Shanghai stocks are not likely to stage a sharp rebound this week as turnover has been quite low recently, analysts said.
The benchmark Shanghai Composite Index rose on Friday, narrowing last week's loss to 0.33 percent. The index jumped 2.01 percent to close last week at 2,397.37, led by Baoshan Iron & Steel Co and the Bank of China which posted better-than-expected half-year results. Anticipation of positive measures to boost the stock market also helped the barometer close higher.
But Shenyin and Wanguo Securities stock strategist Qian Qimin said although trading volume recovered slightly on Friday, the value was less than 60 billion yuan (US$8.76 billion) in Shanghai and the smaller Shenzhen market that day, which he viewed as low.
We saw some positive trends from technical charts, but in the absence of a huge turnover, any rebound won't be major, Qian said.

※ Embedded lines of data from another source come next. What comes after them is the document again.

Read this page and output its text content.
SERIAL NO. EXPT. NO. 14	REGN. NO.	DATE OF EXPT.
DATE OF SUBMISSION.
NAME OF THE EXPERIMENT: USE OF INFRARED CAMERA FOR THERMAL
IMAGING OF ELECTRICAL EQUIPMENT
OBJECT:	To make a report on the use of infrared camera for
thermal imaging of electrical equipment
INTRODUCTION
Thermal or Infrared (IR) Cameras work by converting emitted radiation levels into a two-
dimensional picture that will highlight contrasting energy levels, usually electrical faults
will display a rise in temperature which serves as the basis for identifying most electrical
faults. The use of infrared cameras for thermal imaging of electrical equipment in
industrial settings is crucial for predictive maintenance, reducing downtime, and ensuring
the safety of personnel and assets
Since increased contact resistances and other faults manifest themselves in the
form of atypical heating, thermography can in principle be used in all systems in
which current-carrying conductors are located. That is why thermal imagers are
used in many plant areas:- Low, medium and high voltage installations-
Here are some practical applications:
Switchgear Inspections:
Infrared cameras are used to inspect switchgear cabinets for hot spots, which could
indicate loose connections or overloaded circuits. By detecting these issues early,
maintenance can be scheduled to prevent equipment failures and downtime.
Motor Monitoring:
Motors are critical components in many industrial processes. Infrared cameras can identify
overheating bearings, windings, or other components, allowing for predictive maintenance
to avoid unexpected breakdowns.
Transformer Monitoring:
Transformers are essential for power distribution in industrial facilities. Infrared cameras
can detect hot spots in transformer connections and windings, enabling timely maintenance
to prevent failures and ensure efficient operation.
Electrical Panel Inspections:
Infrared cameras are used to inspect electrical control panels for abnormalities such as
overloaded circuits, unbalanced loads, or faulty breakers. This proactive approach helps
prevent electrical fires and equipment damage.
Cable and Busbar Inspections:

He expects the Shanghai index at between 2,200 and 2,400 this week.
Yi Xiaobin, an analyst at China Galaxy Securities, echoed Qian's view, saying weak turnover was the main reason preventing a sharp rebound, as many investors stay sidelined.
The index will rebound gradually, Yi said, adding that now is the time to buy given the current low valuations in the market. He said the index, which is now 60 percent below its record peak last October, could move in a range from 2,300 to 2,600 this week.
Some analysts have also said once it's clear there are no positive measures, the market is likely to come under selling pressure today.